Paranoid Park

Gus Van Sant, 2007 (France, États-Unis)

Contrairement à beaucoup de ses contemporains, Gus Van Sant donne un sens aux effets qu’il utilise. Leur juxtaposition nourrit la substance et confère à Paranoid Park (comme dans la trilogie qui le précède* et qu’il pourrait compléter) une perfection rare.

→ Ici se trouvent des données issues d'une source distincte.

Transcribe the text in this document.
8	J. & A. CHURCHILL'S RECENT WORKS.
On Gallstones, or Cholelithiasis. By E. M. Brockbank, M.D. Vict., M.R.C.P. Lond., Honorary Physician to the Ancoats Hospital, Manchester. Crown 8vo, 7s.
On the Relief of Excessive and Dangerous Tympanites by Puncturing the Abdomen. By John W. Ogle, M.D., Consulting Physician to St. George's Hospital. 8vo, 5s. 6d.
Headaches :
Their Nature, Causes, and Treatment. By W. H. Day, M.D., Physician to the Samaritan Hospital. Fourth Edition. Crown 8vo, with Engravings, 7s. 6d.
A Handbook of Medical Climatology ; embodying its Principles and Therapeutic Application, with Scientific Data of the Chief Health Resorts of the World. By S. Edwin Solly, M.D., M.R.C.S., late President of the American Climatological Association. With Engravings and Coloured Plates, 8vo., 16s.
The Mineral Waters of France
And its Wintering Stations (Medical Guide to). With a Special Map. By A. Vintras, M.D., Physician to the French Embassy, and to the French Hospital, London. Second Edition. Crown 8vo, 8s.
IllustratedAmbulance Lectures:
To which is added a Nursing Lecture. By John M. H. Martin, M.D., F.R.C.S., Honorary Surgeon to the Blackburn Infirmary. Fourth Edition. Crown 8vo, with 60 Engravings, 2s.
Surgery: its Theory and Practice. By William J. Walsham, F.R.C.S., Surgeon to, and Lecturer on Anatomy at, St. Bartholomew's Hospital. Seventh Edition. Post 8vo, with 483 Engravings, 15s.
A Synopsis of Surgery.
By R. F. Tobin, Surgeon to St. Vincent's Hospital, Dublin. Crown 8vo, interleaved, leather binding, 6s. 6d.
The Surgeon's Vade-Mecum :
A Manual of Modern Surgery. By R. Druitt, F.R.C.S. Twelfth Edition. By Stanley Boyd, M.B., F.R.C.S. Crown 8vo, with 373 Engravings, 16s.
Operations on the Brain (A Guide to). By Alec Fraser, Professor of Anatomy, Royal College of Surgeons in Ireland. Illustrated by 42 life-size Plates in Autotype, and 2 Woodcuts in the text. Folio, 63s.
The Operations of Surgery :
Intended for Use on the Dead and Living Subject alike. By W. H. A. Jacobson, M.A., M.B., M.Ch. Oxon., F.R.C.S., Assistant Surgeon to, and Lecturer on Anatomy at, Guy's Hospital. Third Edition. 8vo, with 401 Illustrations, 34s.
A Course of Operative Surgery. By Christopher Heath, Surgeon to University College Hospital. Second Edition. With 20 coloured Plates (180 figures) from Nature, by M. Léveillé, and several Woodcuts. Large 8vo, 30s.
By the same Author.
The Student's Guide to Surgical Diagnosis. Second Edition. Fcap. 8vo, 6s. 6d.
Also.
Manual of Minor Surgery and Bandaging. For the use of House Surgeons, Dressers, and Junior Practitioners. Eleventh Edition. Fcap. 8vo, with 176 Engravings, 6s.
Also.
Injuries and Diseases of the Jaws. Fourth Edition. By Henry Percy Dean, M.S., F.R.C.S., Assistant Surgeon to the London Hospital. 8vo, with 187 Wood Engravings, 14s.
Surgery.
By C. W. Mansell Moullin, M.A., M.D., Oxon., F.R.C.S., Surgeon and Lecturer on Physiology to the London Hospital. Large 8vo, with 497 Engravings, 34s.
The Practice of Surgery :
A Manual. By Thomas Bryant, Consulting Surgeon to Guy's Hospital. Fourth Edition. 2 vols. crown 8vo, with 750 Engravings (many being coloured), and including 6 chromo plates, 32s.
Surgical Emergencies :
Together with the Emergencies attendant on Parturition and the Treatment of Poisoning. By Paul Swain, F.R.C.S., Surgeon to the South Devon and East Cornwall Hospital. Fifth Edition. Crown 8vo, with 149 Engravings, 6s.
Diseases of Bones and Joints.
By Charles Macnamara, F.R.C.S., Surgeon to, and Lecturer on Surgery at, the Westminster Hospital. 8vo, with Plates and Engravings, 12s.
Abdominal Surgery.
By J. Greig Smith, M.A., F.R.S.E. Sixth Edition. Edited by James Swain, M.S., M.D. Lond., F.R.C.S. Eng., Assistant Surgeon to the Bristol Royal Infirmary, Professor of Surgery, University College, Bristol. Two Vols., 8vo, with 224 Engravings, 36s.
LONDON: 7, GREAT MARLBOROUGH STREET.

Une nuit, Alex (Gabriel Nevins) provoque la mort d’un vigile sur une voie ferrée (insert inattendu d’un corps coupé en deux qui pourrait être emprunté à un jeu vidéo ou à un film gore et qui, lui-même au centre de la pellicule, coupe le film en deux). Sous le choc, l’adolescent prend la fuite et ne dit rien à personne. Les jours suivants, la culpabilité le ronge. Dans une temporalité éclatée (le montage est le reflet de la confusion d’Alex), Gus Van Sant oppose l’extrême malaise de ce jeune avec de possibles échappatoires : ses relations avec les filles, ses amis (quasi absence des parents séparés et inutiles) et surtout le skate dont la caméra épouse les mouvements (Van Sant n’en fait-il pas l’éloge ?). Rouler, glisser et, d’une figure, se jouer des obstacles, comme dans la vie, Alex en rêve. Son confortable engourdissement de songeur nous est communiqué par les ralentis, les flous, les très longs travellings (isolant le personnage à la manière d’Elephant), le grain des images en Super 8 (entraînant un rapport étrange avec le passé), les expositions lumineuses variant sur un même plan, l’extraordinaire bande son (ainsi la scène de rupture sur une musique d’un autre âge, extraite d’Amarcord de Fellini, 1974)… La beauté des plans nous transporte, qu’ils concernent l’espace (le pont de Portland au début) ou les corps (sous la douche, une nuque est offerte à la caméra avant que l’ombre n’envahisse le champ et que des filets d’eau ne tombent de la tignasse de l’adolescent comme des traits le perçant). Le format choisi, 1.37 (proche du 4/3) n’est pas courant. Le cadre, plus étroit que ceux aujourd’hui privilégiés, enferme davantage les personnages (l’idée est soulignée lorsqu’un skateur se retrouve « coincé » dans un tunnel ; il va et vient sur sa planche tout en dessinant des boucles).

Pourtant, la fin est positive pour Alex qui, en classe et les yeux fermés, rêve encore de skate… Par le flottement de sa caméra et la pluralité des techniques appliquées à l’image, Gus Van Sant rend son film éthéré et captivant.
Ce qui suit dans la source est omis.